El cierre por jubilación de la única tienda de la localidad unido a una enfermedad que apartó a Mir de la que siempre había sido su profesión, la construcción, hicieron que la pareja tomara la decisión de emprender con un comercio que además les permitiera quedarse en el lugar en el que hace ya más de cuatro años decidieron desarrollar su proyecto vital. «Ha sido como un rayito de sol después de una época mala», explica Mir.
La tienda, que abrió a principios del mes de julio, ha tenido muy buena acogida por parte de los vecinos. Explica que las ventas van muy bien y que en la localidad están muy contentos con esta nueva apertura. «Para la gente es mucho más cómodo porque llevamos más de seis meses teniendo que ir a comprar a otros municipios, mayoritariamente a Alcañiz, y ahora lo tienen al lado de casa», explica el nuevo propietario.
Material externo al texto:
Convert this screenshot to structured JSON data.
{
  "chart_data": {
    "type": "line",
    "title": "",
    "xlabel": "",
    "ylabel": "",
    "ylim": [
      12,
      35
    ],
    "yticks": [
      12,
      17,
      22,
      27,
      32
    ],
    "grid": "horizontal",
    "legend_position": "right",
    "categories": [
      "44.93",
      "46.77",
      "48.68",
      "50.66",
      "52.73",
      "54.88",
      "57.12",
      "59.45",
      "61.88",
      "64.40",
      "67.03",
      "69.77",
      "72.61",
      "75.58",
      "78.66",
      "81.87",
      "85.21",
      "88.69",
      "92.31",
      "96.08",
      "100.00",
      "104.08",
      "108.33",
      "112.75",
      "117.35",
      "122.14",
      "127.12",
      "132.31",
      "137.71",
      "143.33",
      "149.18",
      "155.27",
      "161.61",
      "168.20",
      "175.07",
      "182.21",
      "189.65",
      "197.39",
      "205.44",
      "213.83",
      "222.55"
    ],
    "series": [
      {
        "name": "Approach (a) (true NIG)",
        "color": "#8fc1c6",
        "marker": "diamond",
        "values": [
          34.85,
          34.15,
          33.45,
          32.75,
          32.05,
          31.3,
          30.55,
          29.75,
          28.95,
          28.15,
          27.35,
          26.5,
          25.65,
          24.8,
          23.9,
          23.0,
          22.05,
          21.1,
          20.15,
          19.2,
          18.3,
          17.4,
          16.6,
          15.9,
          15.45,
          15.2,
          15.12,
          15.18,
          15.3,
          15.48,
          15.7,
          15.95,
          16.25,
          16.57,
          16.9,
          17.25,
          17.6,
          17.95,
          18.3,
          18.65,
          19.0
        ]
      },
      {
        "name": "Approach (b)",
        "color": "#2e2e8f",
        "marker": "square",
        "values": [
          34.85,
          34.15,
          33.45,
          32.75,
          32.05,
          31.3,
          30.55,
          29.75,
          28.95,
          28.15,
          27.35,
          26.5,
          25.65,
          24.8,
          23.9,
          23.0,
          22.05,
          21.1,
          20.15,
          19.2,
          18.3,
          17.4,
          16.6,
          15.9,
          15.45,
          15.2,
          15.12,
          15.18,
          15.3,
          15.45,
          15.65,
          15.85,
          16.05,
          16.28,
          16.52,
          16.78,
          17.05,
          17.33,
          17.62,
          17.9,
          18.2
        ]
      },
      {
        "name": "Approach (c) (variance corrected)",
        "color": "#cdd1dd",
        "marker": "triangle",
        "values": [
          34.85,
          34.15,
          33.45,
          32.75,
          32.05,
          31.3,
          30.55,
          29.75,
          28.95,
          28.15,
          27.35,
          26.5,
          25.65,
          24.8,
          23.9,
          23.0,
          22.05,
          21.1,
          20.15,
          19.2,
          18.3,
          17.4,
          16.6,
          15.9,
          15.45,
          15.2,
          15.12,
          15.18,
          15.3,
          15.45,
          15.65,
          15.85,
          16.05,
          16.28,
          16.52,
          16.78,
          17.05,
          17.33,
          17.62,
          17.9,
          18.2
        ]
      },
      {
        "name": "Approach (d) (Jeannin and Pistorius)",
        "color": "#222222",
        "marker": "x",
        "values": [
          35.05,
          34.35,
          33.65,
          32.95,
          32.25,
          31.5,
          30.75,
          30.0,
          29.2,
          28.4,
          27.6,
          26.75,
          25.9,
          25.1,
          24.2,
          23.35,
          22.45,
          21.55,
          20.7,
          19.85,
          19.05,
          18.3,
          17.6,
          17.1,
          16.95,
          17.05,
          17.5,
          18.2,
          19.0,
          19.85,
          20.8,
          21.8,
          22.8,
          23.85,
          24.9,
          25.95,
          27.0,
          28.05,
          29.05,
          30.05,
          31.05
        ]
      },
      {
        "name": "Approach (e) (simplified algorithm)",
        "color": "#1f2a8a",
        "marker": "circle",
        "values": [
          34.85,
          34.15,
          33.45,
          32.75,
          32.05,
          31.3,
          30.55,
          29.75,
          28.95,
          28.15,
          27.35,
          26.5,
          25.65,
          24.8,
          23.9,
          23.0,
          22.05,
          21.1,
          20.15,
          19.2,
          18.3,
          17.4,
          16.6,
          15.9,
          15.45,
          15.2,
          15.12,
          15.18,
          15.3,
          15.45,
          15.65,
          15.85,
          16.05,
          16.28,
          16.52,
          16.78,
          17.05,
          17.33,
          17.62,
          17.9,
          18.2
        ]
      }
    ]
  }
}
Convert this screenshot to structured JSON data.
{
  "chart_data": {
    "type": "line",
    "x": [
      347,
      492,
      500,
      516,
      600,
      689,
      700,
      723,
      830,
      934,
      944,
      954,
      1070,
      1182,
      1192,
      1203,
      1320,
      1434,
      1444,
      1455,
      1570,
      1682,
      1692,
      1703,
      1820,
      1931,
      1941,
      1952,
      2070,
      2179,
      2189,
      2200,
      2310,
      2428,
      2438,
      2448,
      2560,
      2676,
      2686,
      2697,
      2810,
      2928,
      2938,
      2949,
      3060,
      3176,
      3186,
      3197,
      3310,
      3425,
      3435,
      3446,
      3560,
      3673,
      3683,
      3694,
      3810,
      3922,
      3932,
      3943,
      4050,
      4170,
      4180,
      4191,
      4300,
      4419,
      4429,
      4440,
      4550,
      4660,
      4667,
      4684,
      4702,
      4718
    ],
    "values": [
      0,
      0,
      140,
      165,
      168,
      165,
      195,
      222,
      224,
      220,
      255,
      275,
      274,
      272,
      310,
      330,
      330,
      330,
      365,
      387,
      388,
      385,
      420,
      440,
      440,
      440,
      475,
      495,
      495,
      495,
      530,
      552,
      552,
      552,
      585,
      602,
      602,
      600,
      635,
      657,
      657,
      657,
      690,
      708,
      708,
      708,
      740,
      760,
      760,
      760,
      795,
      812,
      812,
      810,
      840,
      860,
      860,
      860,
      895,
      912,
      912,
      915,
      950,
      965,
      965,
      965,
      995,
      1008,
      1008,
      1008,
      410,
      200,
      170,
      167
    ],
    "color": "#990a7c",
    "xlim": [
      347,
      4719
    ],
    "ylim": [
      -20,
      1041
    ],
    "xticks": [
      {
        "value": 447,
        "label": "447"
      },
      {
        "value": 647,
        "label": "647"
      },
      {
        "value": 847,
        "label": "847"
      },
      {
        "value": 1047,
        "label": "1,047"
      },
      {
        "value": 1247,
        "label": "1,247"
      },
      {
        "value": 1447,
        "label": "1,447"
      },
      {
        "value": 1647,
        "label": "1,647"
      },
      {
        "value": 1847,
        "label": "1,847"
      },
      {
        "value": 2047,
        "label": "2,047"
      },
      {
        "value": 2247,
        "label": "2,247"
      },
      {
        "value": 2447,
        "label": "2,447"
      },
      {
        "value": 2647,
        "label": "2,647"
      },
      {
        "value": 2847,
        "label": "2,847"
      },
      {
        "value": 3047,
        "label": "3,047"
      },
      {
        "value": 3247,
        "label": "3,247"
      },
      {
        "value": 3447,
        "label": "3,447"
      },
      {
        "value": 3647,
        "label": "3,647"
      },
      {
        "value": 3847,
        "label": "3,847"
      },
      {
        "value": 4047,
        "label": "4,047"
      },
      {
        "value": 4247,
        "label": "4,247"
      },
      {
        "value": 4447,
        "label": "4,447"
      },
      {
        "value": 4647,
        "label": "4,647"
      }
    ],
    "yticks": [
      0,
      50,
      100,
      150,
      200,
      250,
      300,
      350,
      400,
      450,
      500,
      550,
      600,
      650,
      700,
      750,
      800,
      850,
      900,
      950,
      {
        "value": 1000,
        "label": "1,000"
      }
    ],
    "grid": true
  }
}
El pequeño establecimiento cuenta con productos básicos de alimentación, droguería, carnicería y un pequeño punto de venta de bombonas de butano. Aunque el propietario reconoce que no puede ofrecer toda la variedad de productos que se encuentran en un supermercado de ciudad, los precios son «muy competitivos». «El margen que nos queda es pequeño, pero es la forma de que la gente no prefiera subirse al coche y bajar a Alcañiz a comprar», apunta.
Además, la apertura durante la época estival ha incentivado aún más el número de clientes con la llegada de los veraneantes. «Ya es julio y el pueblo se empieza a llenar de toda esa gente que está de vacaciones y que durante el año vive en ciudades como Barcelona. Para ellos tener una tienda en el pueblo lo convierte en el paraíso», comenta Mir entre risas. Aunque el número ya es alto, la pareja espera que en agosto la demanda crezca todavía más y por ello se plantean empezar a abrir también los domingos por la mañana. «Ahora el horario es de lunes a viernes por la mañana y por la tarde y los sábados solo por la mañana, pero creemos que en agosto no va a ser suficiente», añade.
La ayuda del Consistorio ha sido también muy importante para la tienda. «Nos hemos sentido muy apoyados en todos momento. El local en el que estamos de alquiler es propiedad del Ayuntamiento y ellos mismos son los que nos han ayudado y nos han guiado con todos los trámites y el papeleo. Estamos muy agradecidos», apunta Mir.
En general, todo el pueblo se ha mostrado a favor de esta iniciativa que, aunque privada, impulsa y mejora las condiciones de vida de todos los vecinos. «Durante estos primeros días mi labor, además de vender está también en explicar que es responsabilidad de todos comprar en los pequeños comercios de proximidad, es la única forma de que permanezcan abiertos», explica. «Tenemos que entender que aunque este sea un negocio privado, estamos haciendo también un servicio social para la localidad, es muy importante», concluye.